PALOS HEIGHTS, Ill (ABP) — The New International Version of the Bible is getting its first update since controversy over gender-inclusive texts derailed future revisions more than 20 years ago.
Biblica, the new name for a company created when the International Bible Society and Send the Light publishers merged in 2007, announced the first complete update of the NIV since 1984 in a live webcast Sept. 1. The translation, to be done by an independent 15-member Committee on Bible Translation and published by Zondervan, is due for release in 2011.
In 1987 the IBS announced plans to forego all plans to publish an updated NIV, following criticism of an edition released in the United Kingdom that substituted gender-neutral language for masculine pronouns in many texts. The NIV is the most popular modern translation among evangelicals, and has sold approximately 300 million copies.
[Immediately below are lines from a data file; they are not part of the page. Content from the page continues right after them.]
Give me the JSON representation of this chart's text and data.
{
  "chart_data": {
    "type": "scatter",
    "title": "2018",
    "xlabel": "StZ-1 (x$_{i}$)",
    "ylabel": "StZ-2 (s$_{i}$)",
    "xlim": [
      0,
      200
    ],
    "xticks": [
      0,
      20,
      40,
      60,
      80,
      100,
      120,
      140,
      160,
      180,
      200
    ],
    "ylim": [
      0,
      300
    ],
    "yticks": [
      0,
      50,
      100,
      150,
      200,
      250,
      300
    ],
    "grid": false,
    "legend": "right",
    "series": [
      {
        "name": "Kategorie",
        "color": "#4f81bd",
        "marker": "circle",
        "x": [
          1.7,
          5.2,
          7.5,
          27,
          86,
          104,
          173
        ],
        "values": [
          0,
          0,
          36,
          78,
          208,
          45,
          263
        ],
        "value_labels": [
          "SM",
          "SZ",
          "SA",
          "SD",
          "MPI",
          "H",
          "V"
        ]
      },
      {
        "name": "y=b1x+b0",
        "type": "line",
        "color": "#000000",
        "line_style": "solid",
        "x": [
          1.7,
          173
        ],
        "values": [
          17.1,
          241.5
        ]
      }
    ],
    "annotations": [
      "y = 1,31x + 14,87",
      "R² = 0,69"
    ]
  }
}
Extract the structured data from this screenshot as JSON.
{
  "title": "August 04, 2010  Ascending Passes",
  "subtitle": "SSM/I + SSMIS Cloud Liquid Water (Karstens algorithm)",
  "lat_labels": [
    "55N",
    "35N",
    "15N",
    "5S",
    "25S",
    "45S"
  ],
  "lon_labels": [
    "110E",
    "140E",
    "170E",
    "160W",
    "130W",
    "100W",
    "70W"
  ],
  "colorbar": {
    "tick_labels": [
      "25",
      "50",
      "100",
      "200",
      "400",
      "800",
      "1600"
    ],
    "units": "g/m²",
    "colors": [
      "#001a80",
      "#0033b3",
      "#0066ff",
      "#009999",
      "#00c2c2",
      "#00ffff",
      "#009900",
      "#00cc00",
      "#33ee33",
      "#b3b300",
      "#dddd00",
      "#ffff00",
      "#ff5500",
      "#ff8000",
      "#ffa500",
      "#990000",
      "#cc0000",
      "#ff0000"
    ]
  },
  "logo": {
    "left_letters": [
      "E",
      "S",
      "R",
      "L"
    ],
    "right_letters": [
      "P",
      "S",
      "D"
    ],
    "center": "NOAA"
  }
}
In 2002 Zondervan marketed the gender-neutral translation under a different name, Today's New International Version Bible. Traditionalists panned the TNIV as catering to a feminist agenda and promoting the "egalitarian" view that men and women are equipped for identical roles in the church and home.
Last fall Crossway Books released the ESV Study Bible, reviewed by the conservative Council on Biblical Manhood & Womanhood as "unapologetically complementarian." Complementarians believe men and women are created equal, but for different — or complementary — roles in both church and home. Generally, complementarians believe in wifely sumission and oppose women serving as pastors or in other important positions of church leadership and governance.
The ESV Bible went on to become the first Bible ever named the Evangelical Christian Publishers Association "Christian Book of the Year."
Keith Danby, global president and CEO of Biblica, said some of the criticism of the last NIV revision was justified, "and we need to be brutally honest about the mistakes that were made."
"We fell short of the trust that was placed in us," Danby said. "We failed to make a case for the revisions, and we made some important errors in the way we brought the translation to publication. We also underestimated the scale of public affection for the NIV and failed to communicate the rationale for change in a manner that reflected that affection."
But Danby said "freezing the NIV" was also a mistake. By not publishing revisions, he said the IBS "fundamentally undermined the obligations of the original NIV charter" and "shackled the NIV to a language and scholarship of a quarter a century ago."
Wheaton College Professor Douglas Moo, chairman of the Committee on Bible Translation, said translators would conduct a year-long review of every gender reference changed since publication of the 1984 edition of the NIV.
Moo said translators would consider input not only from scholars, but from ordinary readers as well.
"We have to be as careful as we can, while recognizing those influences, to do our work in a sincere and open way so that we honestly reflect what we think God's unchanging Word is saying to the English-speaking world in our day," Moo said.
In response to a question, Moo declined to label any of the committee members as "complementarians," because he said some members would be uncomfortable with any label.
"I think it is fair to say that at this point the committee represents a very fair balance on this matter of gender and women's issues that is representative of the evangelical community as a whole," he said. "All of those voices are heard and heard strongly — not just from outside scholars, but on the committee itself."
Another questioner suggested that since most Bible translators are men, translations tend to be biased against women. Moo said only one member of the current committee is female, but he disputed the notion that because a person is male he cannot fairly represent female interests.
"I think that the male members of the committee, as well as the female members of the committee, are all very conscious of avoiding bias in any direction," Moo said.
Moo also declined to offer an example of a gender-specific reference that might be changed, saying that would create the false impression that some of those passages would be reviewed more carefully than all the others.
"You should expect those changes that we think were appropriately made in the TNIV to be made," Moo said.
"We felt certainly at the time, or we would not have done what we did, that it was the right thing to do, that the language was indeed moving in that direction and that because we wanted to produce a translation that would speak naturally to the English people were actually using, we needed to do that," Moo said.
Moo said all those changes are "back on the table" as the committee re-evaluates the text during the next year.
"This has been a time, over the last 15 to 20 years, in the way the issue of how to handle gender in English has been very much in flux and process and development," he said. "Things are changing quickly, and so we are going to look at all of that again as we produce the 2011 NIV."
Zondervan President Moe Girkins said after launch of the new NIV in 2011 there would be no future TNIV products.
"Whatever its strengths were, the TNIV divided the evangelical Christian community," she said.
"Our goal with this edition is for the NIV Bible to be back to being a unifying translation," Girkens said. "Although we don't know what the translation is at this moment, we believe that we are correcting some of the mistakes we made in the past."
The 2011 releae date coincides with the 400th anniversary of the King James Version, also called the Authorized Version, first translated in 1611 by the Church of England.
Bob Allen is senior writer for Associated Baptist Press.